Digital assessments can measure students' strengths and needs in cognitive functioning, and help educators design interventions tailored to students' cognitive profiles

Cognitive skills such as flexible thinking, reasoning and memory are often the backbones of student success. A gap in one area can lead to difficulties that spread throughout academic and social-emotional learning.

Technology is helping districts identify students’ cognitive strengths and needs as well as assisting educators in designing interventions tailored to students’ cognitive profiles.

Last year, for example, the Groton-Dunstable Regional School District in Massachusetts used Mindprint Learning to assess the cognition of a group of fifth-graders in key areas such as memory, executive functioning, processing and reasoning.

After students took the one-hour online assessment, educators received a profile of each student’s cognitive skills with strategies based on strengths and needs.

In addition, a comparison of the students’ cognitive functioning with their performance on a previous state assessment found a surprising correlation: Students with weaker spatial reasoning underperformed on the state’s online assessment.

“That was fascinating,” says Katie Novak, assistant superintendent at Groton-Dunstable. Weaker spatial reasoning might be interfering with the students’ ability to conceptualize different aspects of the online test, she says. A simple strategy for such students was teaching them how to use a finger to track across the computer screen.

“There are so many things we have to do as a district to increase outcomes for students. If it’s something as simple as targeting a cognitive skill and providing a student with a strategy or tool like that, that’s low-hanging fruit and a win-win,” Novak says.

One size doesn’t fit all

An academic screener can identify gaps in core academic domains, but cognitive assessments can help identify underlying skill deficits that may be causing a student to struggle academically or social-emotionally, says Nancy Weinstein, founder of Mindprint Learning, who spoke about this topic at FETC® 2019. This is key to determining effective interventions, she adds.


Read: How schools are reassessing their assessments


“The strategies and approaches you use for a student who is struggling with reading comprehension because of weak verbal memory, for example, are going to be very different from the strategies you want to use for a student struggling with comprehension because of weak verbal reasoning,” Weinstein says.

Such information could be helpful for Section 504 or IEP teams, Novak says. “It would give you a place to investigate further as part of a full evaluation, and it could also allow you to target what accommodations would be helpful based on the student’s cognitive skills.”

Identifying hidden deficit areas

In other ways, digital cognitive assessments can help educators identify and develop strategies for academically gifted students who may have cognitive skill gaps that interfere with their learning.

The Student Success Center at Walnut Hills High School in Cincinnati, for example, uses Mindprint Learning to assess students at risk of failing.

“Our high school is No. 1 in Ohio for academics, so we have students come in who are very gifted and high-achieving in elementary and middle school, but some have been overcompensating for weaker executive functioning skills, and it starts to catch up to them in high school,” says Christine Wickemeier, head of Walnut Hills’ Student Success Center.

Traditional cognitive or neuropsychological evaluations can be time-consuming and costly, Wickemeier says. They also require a level of training and expertise.
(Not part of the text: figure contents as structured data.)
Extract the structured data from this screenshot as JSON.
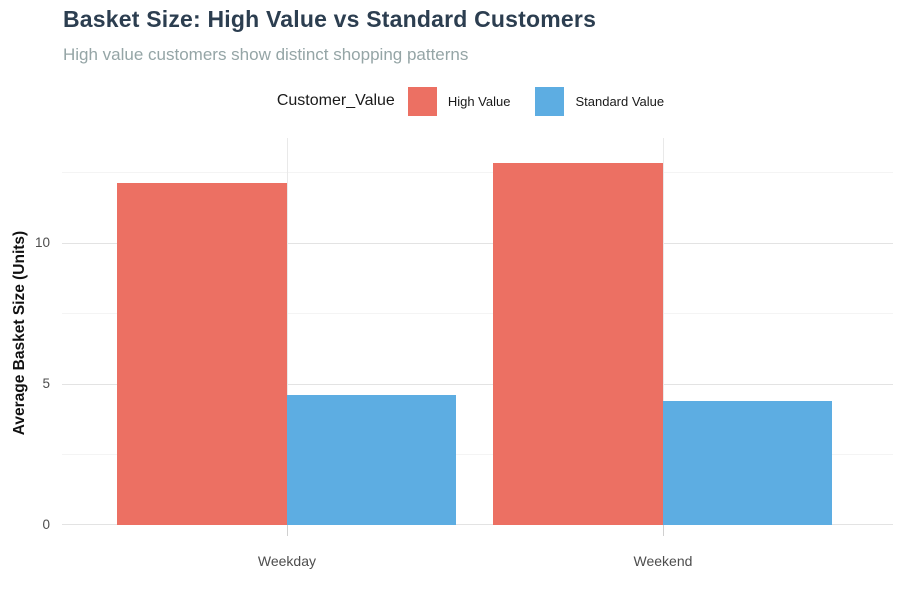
{
  "header": {
    "title": "Basket Size: High Value vs Standard Customers",
    "subtitle": "High value customers show distinct shopping patterns"
  },
  "chart_data": {
    "type": "bar",
    "title": "Basket Size: High Value vs Standard Customers",
    "subtitle": "High value customers show distinct shopping patterns",
    "categories": [
      "Weekday",
      "Weekend"
    ],
    "series": [
      {
        "name": "High Value",
        "color": "#EC7063",
        "values": [
          12.1,
          12.8
        ]
      },
      {
        "name": "Standard Value",
        "color": "#5DADE2",
        "values": [
          4.6,
          4.4
        ]
      }
    ],
    "legend_title": "Customer_Value",
    "legend_position": "top-center",
    "xlabel": "",
    "ylabel": "Average Basket Size (Units)",
    "ylim": [
      0,
      13.7
    ],
    "yticks_major": [
      0,
      5,
      10
    ],
    "yticks_minor": [
      2.5,
      7.5,
      12.5
    ],
    "grid": "horizontal major+minor, vertical major at category centers",
    "theme": {
      "title_color": "#2c3e50",
      "subtitle_color": "#95a5a6",
      "tick_label_color": "#4d4d4d",
      "grid_major_color": "#e3e3e3",
      "grid_minor_color": "#f4f4f4",
      "background": "#ffffff"
    }
  }
}
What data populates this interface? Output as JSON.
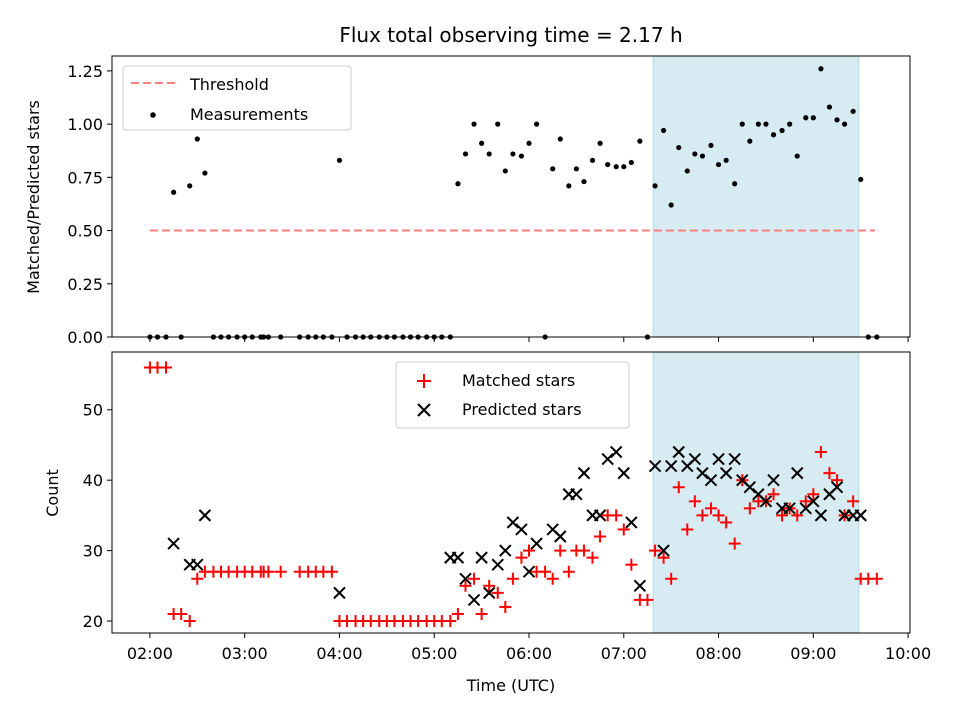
{
  "chart_data": {
    "title": "Flux total observing time = 2.17 h",
    "xlabel": "Time (UTC)",
    "x_ticks": [
      "02:00",
      "03:00",
      "04:00",
      "05:00",
      "06:00",
      "07:00",
      "08:00",
      "09:00",
      "10:00"
    ],
    "x_range_hours": [
      1.6,
      10.02
    ],
    "highlight_span_hours": [
      7.31,
      9.48
    ],
    "highlight_color": "#add8e6",
    "panels": [
      {
        "type": "scatter",
        "ylabel": "Matched/Predicted stars",
        "ylim": [
          0,
          1.32
        ],
        "y_ticks": [
          "0.00",
          "0.25",
          "0.50",
          "0.75",
          "1.00",
          "1.25"
        ],
        "legend_position": "upper left",
        "threshold": {
          "name": "Threshold",
          "value": 0.5,
          "x_range": [
            2.0,
            9.65
          ],
          "color": "#ff7f7f",
          "style": "dashed"
        },
        "series": [
          {
            "name": "Measurements",
            "color": "#000000",
            "marker": "dot",
            "points": [
              [
                2.0,
                0
              ],
              [
                2.08,
                0
              ],
              [
                2.17,
                0
              ],
              [
                2.25,
                0.68
              ],
              [
                2.33,
                0
              ],
              [
                2.42,
                0.71
              ],
              [
                2.5,
                0.93
              ],
              [
                2.58,
                0.77
              ],
              [
                2.67,
                0
              ],
              [
                2.75,
                0
              ],
              [
                2.83,
                0
              ],
              [
                2.92,
                0
              ],
              [
                3.0,
                0
              ],
              [
                3.08,
                0
              ],
              [
                3.17,
                0
              ],
              [
                3.2,
                0
              ],
              [
                3.25,
                0
              ],
              [
                3.38,
                0
              ],
              [
                3.58,
                0
              ],
              [
                3.67,
                0
              ],
              [
                3.75,
                0
              ],
              [
                3.83,
                0
              ],
              [
                3.92,
                0
              ],
              [
                4.0,
                0.83
              ],
              [
                4.08,
                0
              ],
              [
                4.17,
                0
              ],
              [
                4.25,
                0
              ],
              [
                4.33,
                0
              ],
              [
                4.42,
                0
              ],
              [
                4.5,
                0
              ],
              [
                4.58,
                0
              ],
              [
                4.67,
                0
              ],
              [
                4.75,
                0
              ],
              [
                4.83,
                0
              ],
              [
                4.92,
                0
              ],
              [
                5.0,
                0
              ],
              [
                5.08,
                0
              ],
              [
                5.17,
                0
              ],
              [
                5.25,
                0.72
              ],
              [
                5.33,
                0.86
              ],
              [
                5.42,
                1.0
              ],
              [
                5.5,
                0.91
              ],
              [
                5.58,
                0.86
              ],
              [
                5.67,
                1.0
              ],
              [
                5.75,
                0.78
              ],
              [
                5.83,
                0.86
              ],
              [
                5.92,
                0.85
              ],
              [
                6.0,
                0.91
              ],
              [
                6.08,
                1.0
              ],
              [
                6.17,
                0
              ],
              [
                6.25,
                0.79
              ],
              [
                6.33,
                0.93
              ],
              [
                6.42,
                0.71
              ],
              [
                6.5,
                0.79
              ],
              [
                6.58,
                0.73
              ],
              [
                6.67,
                0.83
              ],
              [
                6.75,
                0.91
              ],
              [
                6.83,
                0.81
              ],
              [
                6.92,
                0.8
              ],
              [
                7.0,
                0.8
              ],
              [
                7.08,
                0.82
              ],
              [
                7.17,
                0.92
              ],
              [
                7.25,
                0
              ],
              [
                7.33,
                0.71
              ],
              [
                7.42,
                0.97
              ],
              [
                7.5,
                0.62
              ],
              [
                7.58,
                0.89
              ],
              [
                7.67,
                0.78
              ],
              [
                7.75,
                0.86
              ],
              [
                7.83,
                0.85
              ],
              [
                7.92,
                0.9
              ],
              [
                8.0,
                0.81
              ],
              [
                8.08,
                0.83
              ],
              [
                8.17,
                0.72
              ],
              [
                8.25,
                1.0
              ],
              [
                8.33,
                0.92
              ],
              [
                8.42,
                1.0
              ],
              [
                8.5,
                1.0
              ],
              [
                8.58,
                0.95
              ],
              [
                8.67,
                0.97
              ],
              [
                8.75,
                1.0
              ],
              [
                8.83,
                0.85
              ],
              [
                8.92,
                1.03
              ],
              [
                9.0,
                1.03
              ],
              [
                9.08,
                1.26
              ],
              [
                9.17,
                1.08
              ],
              [
                9.25,
                1.02
              ],
              [
                9.33,
                1.0
              ],
              [
                9.42,
                1.06
              ],
              [
                9.5,
                0.74
              ],
              [
                9.58,
                0
              ],
              [
                9.67,
                0
              ]
            ]
          }
        ]
      },
      {
        "type": "scatter",
        "ylabel": "Count",
        "ylim": [
          18.3,
          58.2
        ],
        "y_ticks": [
          "20",
          "30",
          "40",
          "50"
        ],
        "legend_position": "upper center",
        "series": [
          {
            "name": "Matched stars",
            "color": "#ff0000",
            "marker": "plus",
            "points": [
              [
                2.0,
                56
              ],
              [
                2.08,
                56
              ],
              [
                2.17,
                56
              ],
              [
                2.25,
                21
              ],
              [
                2.33,
                21
              ],
              [
                2.42,
                20
              ],
              [
                2.5,
                26
              ],
              [
                2.58,
                27
              ],
              [
                2.67,
                27
              ],
              [
                2.75,
                27
              ],
              [
                2.83,
                27
              ],
              [
                2.92,
                27
              ],
              [
                3.0,
                27
              ],
              [
                3.08,
                27
              ],
              [
                3.17,
                27
              ],
              [
                3.2,
                27
              ],
              [
                3.25,
                27
              ],
              [
                3.38,
                27
              ],
              [
                3.58,
                27
              ],
              [
                3.67,
                27
              ],
              [
                3.75,
                27
              ],
              [
                3.83,
                27
              ],
              [
                3.92,
                27
              ],
              [
                4.0,
                20
              ],
              [
                4.08,
                20
              ],
              [
                4.17,
                20
              ],
              [
                4.25,
                20
              ],
              [
                4.33,
                20
              ],
              [
                4.42,
                20
              ],
              [
                4.5,
                20
              ],
              [
                4.58,
                20
              ],
              [
                4.67,
                20
              ],
              [
                4.75,
                20
              ],
              [
                4.83,
                20
              ],
              [
                4.92,
                20
              ],
              [
                5.0,
                20
              ],
              [
                5.08,
                20
              ],
              [
                5.17,
                20
              ],
              [
                5.25,
                21
              ],
              [
                5.33,
                25
              ],
              [
                5.42,
                26
              ],
              [
                5.5,
                21
              ],
              [
                5.58,
                25
              ],
              [
                5.67,
                24
              ],
              [
                5.75,
                22
              ],
              [
                5.83,
                26
              ],
              [
                5.92,
                29
              ],
              [
                6.0,
                30
              ],
              [
                6.08,
                27
              ],
              [
                6.17,
                27
              ],
              [
                6.25,
                26
              ],
              [
                6.33,
                30
              ],
              [
                6.42,
                27
              ],
              [
                6.5,
                30
              ],
              [
                6.58,
                30
              ],
              [
                6.67,
                29
              ],
              [
                6.75,
                32
              ],
              [
                6.83,
                35
              ],
              [
                6.92,
                35
              ],
              [
                7.0,
                33
              ],
              [
                7.08,
                28
              ],
              [
                7.17,
                23
              ],
              [
                7.25,
                23
              ],
              [
                7.33,
                30
              ],
              [
                7.42,
                29
              ],
              [
                7.5,
                26
              ],
              [
                7.58,
                39
              ],
              [
                7.67,
                33
              ],
              [
                7.75,
                37
              ],
              [
                7.83,
                35
              ],
              [
                7.92,
                36
              ],
              [
                8.0,
                35
              ],
              [
                8.08,
                34
              ],
              [
                8.17,
                31
              ],
              [
                8.25,
                40
              ],
              [
                8.33,
                36
              ],
              [
                8.42,
                37
              ],
              [
                8.5,
                37
              ],
              [
                8.58,
                38
              ],
              [
                8.67,
                35
              ],
              [
                8.75,
                36
              ],
              [
                8.83,
                35
              ],
              [
                8.92,
                37
              ],
              [
                9.0,
                38
              ],
              [
                9.08,
                44
              ],
              [
                9.17,
                41
              ],
              [
                9.25,
                40
              ],
              [
                9.33,
                35
              ],
              [
                9.42,
                37
              ],
              [
                9.5,
                26
              ],
              [
                9.58,
                26
              ],
              [
                9.67,
                26
              ]
            ]
          },
          {
            "name": "Predicted stars",
            "color": "#000000",
            "marker": "x",
            "points": [
              [
                2.25,
                31
              ],
              [
                2.42,
                28
              ],
              [
                2.5,
                28
              ],
              [
                2.58,
                35
              ],
              [
                4.0,
                24
              ],
              [
                5.17,
                29
              ],
              [
                5.25,
                29
              ],
              [
                5.33,
                26
              ],
              [
                5.42,
                23
              ],
              [
                5.5,
                29
              ],
              [
                5.58,
                24
              ],
              [
                5.67,
                28
              ],
              [
                5.75,
                30
              ],
              [
                5.83,
                34
              ],
              [
                5.92,
                33
              ],
              [
                6.0,
                27
              ],
              [
                6.08,
                31
              ],
              [
                6.25,
                33
              ],
              [
                6.33,
                32
              ],
              [
                6.42,
                38
              ],
              [
                6.5,
                38
              ],
              [
                6.58,
                41
              ],
              [
                6.67,
                35
              ],
              [
                6.75,
                35
              ],
              [
                6.83,
                43
              ],
              [
                6.92,
                44
              ],
              [
                7.0,
                41
              ],
              [
                7.08,
                34
              ],
              [
                7.17,
                25
              ],
              [
                7.33,
                42
              ],
              [
                7.42,
                30
              ],
              [
                7.5,
                42
              ],
              [
                7.58,
                44
              ],
              [
                7.67,
                42
              ],
              [
                7.75,
                43
              ],
              [
                7.83,
                41
              ],
              [
                7.92,
                40
              ],
              [
                8.0,
                43
              ],
              [
                8.08,
                41
              ],
              [
                8.17,
                43
              ],
              [
                8.25,
                40
              ],
              [
                8.33,
                39
              ],
              [
                8.42,
                38
              ],
              [
                8.5,
                37
              ],
              [
                8.58,
                40
              ],
              [
                8.67,
                36
              ],
              [
                8.75,
                36
              ],
              [
                8.83,
                41
              ],
              [
                8.92,
                36
              ],
              [
                9.0,
                37
              ],
              [
                9.08,
                35
              ],
              [
                9.17,
                38
              ],
              [
                9.25,
                39
              ],
              [
                9.33,
                35
              ],
              [
                9.42,
                35
              ],
              [
                9.5,
                35
              ]
            ]
          }
        ]
      }
    ]
  }
}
“The average teacher or special educator does not have a strong understanding of cognitive functioning,” Wickemeier says. This technology makes it possible for teachers and students at Walnut Hills to understand strategies that are going to be most effective based on students’ cognitive strengths and needs without having to know the science behind why, she adds.
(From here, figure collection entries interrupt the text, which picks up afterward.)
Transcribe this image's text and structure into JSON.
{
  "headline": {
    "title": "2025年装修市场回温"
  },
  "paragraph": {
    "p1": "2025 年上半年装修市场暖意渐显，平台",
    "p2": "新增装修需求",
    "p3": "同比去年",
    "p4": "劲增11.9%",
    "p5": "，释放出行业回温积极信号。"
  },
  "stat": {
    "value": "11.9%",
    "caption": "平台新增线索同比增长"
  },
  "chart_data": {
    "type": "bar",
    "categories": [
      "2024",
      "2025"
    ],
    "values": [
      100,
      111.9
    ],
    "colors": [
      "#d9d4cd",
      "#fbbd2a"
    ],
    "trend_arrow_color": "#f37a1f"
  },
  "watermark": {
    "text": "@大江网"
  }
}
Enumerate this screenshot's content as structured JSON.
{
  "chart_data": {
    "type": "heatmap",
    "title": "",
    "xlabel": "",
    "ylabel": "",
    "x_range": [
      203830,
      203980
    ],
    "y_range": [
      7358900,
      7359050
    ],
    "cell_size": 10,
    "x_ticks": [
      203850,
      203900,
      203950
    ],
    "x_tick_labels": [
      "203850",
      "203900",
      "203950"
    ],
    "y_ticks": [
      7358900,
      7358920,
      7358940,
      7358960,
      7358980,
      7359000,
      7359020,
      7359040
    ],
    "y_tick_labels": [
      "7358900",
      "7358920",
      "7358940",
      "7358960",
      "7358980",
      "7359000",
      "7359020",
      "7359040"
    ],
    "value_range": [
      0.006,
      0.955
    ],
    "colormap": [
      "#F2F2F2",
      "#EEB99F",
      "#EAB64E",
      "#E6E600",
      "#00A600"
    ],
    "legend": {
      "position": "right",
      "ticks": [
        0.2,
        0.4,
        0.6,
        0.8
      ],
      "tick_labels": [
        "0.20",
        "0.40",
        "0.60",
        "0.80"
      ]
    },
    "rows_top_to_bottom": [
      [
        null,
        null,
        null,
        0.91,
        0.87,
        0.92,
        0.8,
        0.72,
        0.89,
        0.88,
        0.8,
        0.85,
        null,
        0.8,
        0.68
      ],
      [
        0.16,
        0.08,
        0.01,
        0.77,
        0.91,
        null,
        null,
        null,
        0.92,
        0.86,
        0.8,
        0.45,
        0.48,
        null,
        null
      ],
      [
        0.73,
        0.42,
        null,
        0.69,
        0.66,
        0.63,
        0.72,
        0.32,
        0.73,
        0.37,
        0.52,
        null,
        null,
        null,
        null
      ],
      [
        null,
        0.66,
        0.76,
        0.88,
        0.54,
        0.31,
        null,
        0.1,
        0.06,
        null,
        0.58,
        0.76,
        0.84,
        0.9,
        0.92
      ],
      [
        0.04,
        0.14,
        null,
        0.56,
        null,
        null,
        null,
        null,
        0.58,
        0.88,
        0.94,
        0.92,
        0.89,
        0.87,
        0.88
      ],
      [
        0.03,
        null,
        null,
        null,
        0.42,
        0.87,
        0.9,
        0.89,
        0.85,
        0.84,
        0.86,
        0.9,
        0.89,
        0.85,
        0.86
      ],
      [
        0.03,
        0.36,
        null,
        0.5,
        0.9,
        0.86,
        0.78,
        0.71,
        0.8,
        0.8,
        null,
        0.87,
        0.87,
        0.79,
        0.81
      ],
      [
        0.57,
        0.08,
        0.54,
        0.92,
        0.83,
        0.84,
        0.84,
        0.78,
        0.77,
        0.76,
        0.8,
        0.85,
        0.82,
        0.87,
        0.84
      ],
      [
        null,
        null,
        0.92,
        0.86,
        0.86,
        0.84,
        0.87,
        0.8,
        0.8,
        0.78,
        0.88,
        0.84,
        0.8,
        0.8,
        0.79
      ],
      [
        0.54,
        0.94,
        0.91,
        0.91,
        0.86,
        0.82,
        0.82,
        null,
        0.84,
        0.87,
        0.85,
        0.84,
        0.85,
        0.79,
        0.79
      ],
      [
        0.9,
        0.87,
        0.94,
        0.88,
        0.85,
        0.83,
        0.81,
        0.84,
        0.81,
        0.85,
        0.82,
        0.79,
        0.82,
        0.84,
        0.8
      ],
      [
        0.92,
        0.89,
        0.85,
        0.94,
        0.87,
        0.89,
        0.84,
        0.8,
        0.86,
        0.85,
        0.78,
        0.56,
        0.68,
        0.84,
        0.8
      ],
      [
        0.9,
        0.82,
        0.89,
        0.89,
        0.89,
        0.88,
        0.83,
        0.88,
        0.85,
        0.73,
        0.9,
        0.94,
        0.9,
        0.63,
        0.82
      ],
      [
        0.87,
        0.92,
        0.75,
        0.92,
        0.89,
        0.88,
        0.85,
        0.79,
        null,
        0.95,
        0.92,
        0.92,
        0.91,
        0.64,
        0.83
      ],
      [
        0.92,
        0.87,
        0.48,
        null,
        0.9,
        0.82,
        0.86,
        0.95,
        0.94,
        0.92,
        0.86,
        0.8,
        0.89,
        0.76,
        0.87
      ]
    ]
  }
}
The information has also helped students become more self-aware, according to Wickemeier.

“I had one student who was very high-achieving, but [she] wasn’t doing well in class because of cognitive deficits,” Wickemeier says. “As I went over the results with her, she was so excited that she kept saying, ‘That’s me!’ She was relieved to know why she was not doing well.”


Jennifer Herseim is an editor for LRP Media Group and program chair for Inclusion and Special Education at DA’s Future of Education Technology Conference.